The practical ask is simple: take the survey and describe what you are seeing on the ground. CTAHR assistant professor and Extension entomologist Pascal Aigbedion-Atalor said, “Community voices are a major part of this food security project,” and added, “We want hundreds of responses from stakeholders across the state to ensure our future research and outreach meet the needs of our farming community.” The university says it is also stepping up workshops and instructional videos on sanitation practices and proper bait use, part of a broader initiative funded by the Hawaii Department of Agriculture and Biosecurity.

Residents watching fruit trees for trouble should look for the damage fruit flies leave behind: eggs laid in fresh flesh, fruit that turns soft and mushy, and wriggling white larvae inside very ripe fruit such as guava. CTAHR says an infested piece of fruit can hold hundreds of eggs or larvae, and that pesticide sprays on fruit do not kill them. The first defense is sanitation, which means getting infested fruit out of the system before the next generation emerges.
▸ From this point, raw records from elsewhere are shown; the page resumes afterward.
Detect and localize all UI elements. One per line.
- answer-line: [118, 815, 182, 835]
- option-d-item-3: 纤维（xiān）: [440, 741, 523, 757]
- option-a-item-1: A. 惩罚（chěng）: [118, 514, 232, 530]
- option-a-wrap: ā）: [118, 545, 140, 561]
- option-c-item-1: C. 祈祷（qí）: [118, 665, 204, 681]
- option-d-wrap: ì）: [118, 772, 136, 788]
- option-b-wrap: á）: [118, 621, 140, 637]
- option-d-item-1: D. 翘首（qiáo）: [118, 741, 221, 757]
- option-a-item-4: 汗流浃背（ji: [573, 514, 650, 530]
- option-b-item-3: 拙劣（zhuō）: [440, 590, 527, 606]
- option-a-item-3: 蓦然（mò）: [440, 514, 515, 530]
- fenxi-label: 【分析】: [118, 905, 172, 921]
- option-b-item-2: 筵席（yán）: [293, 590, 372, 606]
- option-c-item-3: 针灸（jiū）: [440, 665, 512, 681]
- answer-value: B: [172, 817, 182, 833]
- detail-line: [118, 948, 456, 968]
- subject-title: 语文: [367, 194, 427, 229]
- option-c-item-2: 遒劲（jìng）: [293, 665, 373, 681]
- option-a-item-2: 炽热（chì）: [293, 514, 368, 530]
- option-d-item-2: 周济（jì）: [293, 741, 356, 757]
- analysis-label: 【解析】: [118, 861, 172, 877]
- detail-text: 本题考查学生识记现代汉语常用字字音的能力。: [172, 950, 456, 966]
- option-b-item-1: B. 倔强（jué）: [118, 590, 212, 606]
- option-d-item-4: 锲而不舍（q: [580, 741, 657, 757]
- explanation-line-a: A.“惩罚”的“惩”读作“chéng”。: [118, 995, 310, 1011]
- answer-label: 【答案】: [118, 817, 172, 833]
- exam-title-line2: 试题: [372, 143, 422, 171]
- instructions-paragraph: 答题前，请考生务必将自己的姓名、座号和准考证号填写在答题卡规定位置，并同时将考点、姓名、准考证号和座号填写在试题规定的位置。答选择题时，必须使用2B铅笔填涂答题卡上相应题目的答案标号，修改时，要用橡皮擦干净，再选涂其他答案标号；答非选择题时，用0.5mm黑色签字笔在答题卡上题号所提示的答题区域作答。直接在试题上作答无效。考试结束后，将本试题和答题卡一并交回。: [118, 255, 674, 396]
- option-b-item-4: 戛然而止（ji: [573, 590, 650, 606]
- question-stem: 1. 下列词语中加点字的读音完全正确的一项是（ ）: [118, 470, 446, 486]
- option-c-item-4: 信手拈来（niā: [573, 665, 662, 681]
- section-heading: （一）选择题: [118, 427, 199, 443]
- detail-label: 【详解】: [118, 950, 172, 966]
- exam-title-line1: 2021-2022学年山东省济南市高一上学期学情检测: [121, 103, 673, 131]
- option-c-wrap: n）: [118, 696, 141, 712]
That local vigilance matters because Hawaii is the only U.S. state under a full federal fruit fly quarantine, and the Hawaii Invasive Species Council says all four established species, melon fly, Mediterranean fruit fly, oriental fruit fly and solanaceous fruit fly, are found on all islands. CTAHR and USDA materials say fruit flies have been a serious pest here since about 1895, can occur from sea level to above 7,000 feet, and have long driven coordinated suppression efforts. USDA’s Hawaii Fruit Fly Area-Wide Pest Management Program began in 1999 to push populations below economic thresholds and cut organophosphate use, and a USDA study reported substantial reductions in fruit infestation in treatment areas. For Kauai, the research is a reminder that protecting island-grown produce depends on early detection, fast sanitation and neighbors working from the same playbook.